Con excepción del presidente y sus fanáticos, nadie en su sano juicio —y con un mínimo de información y sentido común— considera que la reforma electoral que estaría a punto de aprobarse facilitará las elecciones del próximo año. Por el contrario, todos sabemos que ese bodrio legislativo pondrá en jaque la capacidad de las autoridades electorales para organizar los comicios más difíciles de la historia reciente de México.

Quienes la defienden (alegando austeridad) están hablando solamente de la elección presidencial y de quienes aspiran a suceder a López Obrador en el Ejecutivo.

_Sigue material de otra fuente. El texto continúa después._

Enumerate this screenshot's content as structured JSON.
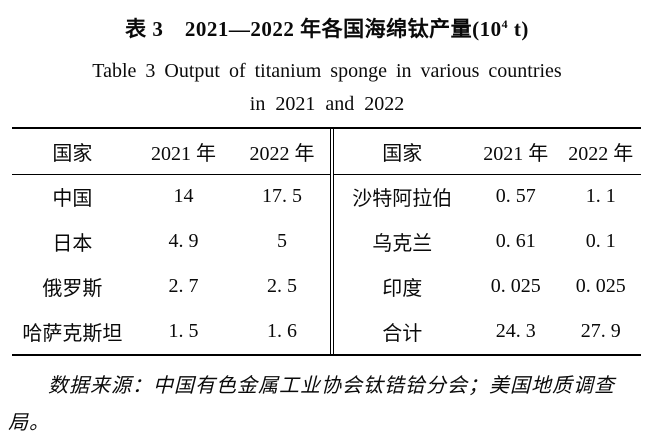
{
  "title": {
    "zh_prefix": "表 3　2021—2022 年各国海绵钛产量(10",
    "zh_superscript": "4",
    "zh_suffix": " t)",
    "en_line1": "Table 3 Output of titanium sponge in various countries",
    "en_line2": "in 2021 and 2022"
  },
  "table": {
    "left": {
      "headers": [
        "国家",
        "2021 年",
        "2022 年"
      ],
      "rows": [
        [
          "中国",
          "14",
          "17. 5"
        ],
        [
          "日本",
          "4. 9",
          "5"
        ],
        [
          "俄罗斯",
          "2. 7",
          "2. 5"
        ],
        [
          "哈萨克斯坦",
          "1. 5",
          "1. 6"
        ]
      ]
    },
    "right": {
      "headers": [
        "国家",
        "2021 年",
        "2022 年"
      ],
      "rows": [
        [
          "沙特阿拉伯",
          "0. 57",
          "1. 1"
        ],
        [
          "乌克兰",
          "0. 61",
          "0. 1"
        ],
        [
          "印度",
          "0. 025",
          "0. 025"
        ],
        [
          "合计",
          "24. 3",
          "27. 9"
        ]
      ]
    }
  },
  "note": {
    "text": "数据来源：中国有色金属工业协会钛锆铪分会；美国地质调查局。"
  },
  "colors": {
    "background": "#ffffff",
    "text": "#0a0a0a",
    "border": "#000000"
  }
}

Omiten decir que también se elegirán (según los datos recabados por Ivonne Ortega para La Silla Rota) titulares de 1,784 ayuntamientos —en 29 estados— lo que incluye igual número de presidencias municipales, pero también 1,929 sindicaturas y 14,138 regidurías, además de las 16 alcaldías de la Ciudad de México y sus 240 concejales. En esos comicios se renovará el Poder Legislativo federal —Senado y Cámara de Diputados— y 30 congresos estatales. Y habrá elecciones de titulares de los poderes ejecutivos en 9 entidades federativas. Decenas de miles de cargos estarán en juego por toda la República —y fuera de ella— para que cerca de 94 millones de personas decidan a quiénes entregarles la representación política.

Para decirlo rápido: nunca antes hubo un desafío electoral de esa magnitud en nuestra historia. Sin embargo, en vez de fortalecer y respaldar a las instituciones que deben organizar todas y cada una de esas elecciones, han decidido cumplir el capricho presidencial de mandarlas literalmente al diablo —quien suele estar en los detalles—. Todas las capacidades sustantivas del INE están en riesgo: la conformación del padrón electoral, la integración de las mesas de casilla, la entrega y la recepción de los paquetes electorales, el programa de resultados preliminares, el recuento de los votos y la vigilancia de la equidad de la contienda. Todos estos riesgos se han documentado con amplitud y sin acritud alguna desde que el proyecto de contrarreforma democrática se hizo público.

De prosperar, el INE dejará de existir como lo conocemos. Esa institución, cuyo origen está en los acuerdos que se fueron tomando desde el final del Siglo XX para hacer valer el voto —léase: para asegurar que la voluntad soberana del pueblo se respete— quedaría efectivamente destazada. Vale la pena recordar que el INE actual nació el mismo año que Morena: 2014, de modo que la breve historia del actual partido gobernante está inexorablemente ligada a las 330 elecciones que se han organizado durante estos nueve años, sin que ninguna de ellas haya generado conflictos posteriores. Todos los triunfos de Morena y toda su expansión han sido acreditados por la casa que hoy les resulta incómoda. El principal beneficiario de la legitimidad otorgada por nuestro sistema electoral es quien hoy, empoderado y borracho de poder, se ha propuesto hacerse de otra forma de legitimidad para prevalecer.

¿Hay otra razón, acaso, para destruir de un solo golpe esa fuente de credibilidad electoral? Quienes lo respaldan saben de sobra que, de prosperar, no habrá garantías de limpieza ni equidad para el siguiente año. Saben que están sembrando la semilla de un conflicto; que volveríamos a las épocas en las que el gobierno decidía los resultados y sometía a sus adversarios; saben que la ausencia de certeza es la causa principal de los desacuerdos políticos que, a lo largo de la historia, desembocaron en violencia; saben que esa destrucción llevaría a otras. Y en sana lógica, a la luz de la evidencia y de sus propios actos y sus dichos, sostengo que eso quieren: sembrar los vientos de una tempestad de la que —eso creen— surgirán como dueños absolutos del poder.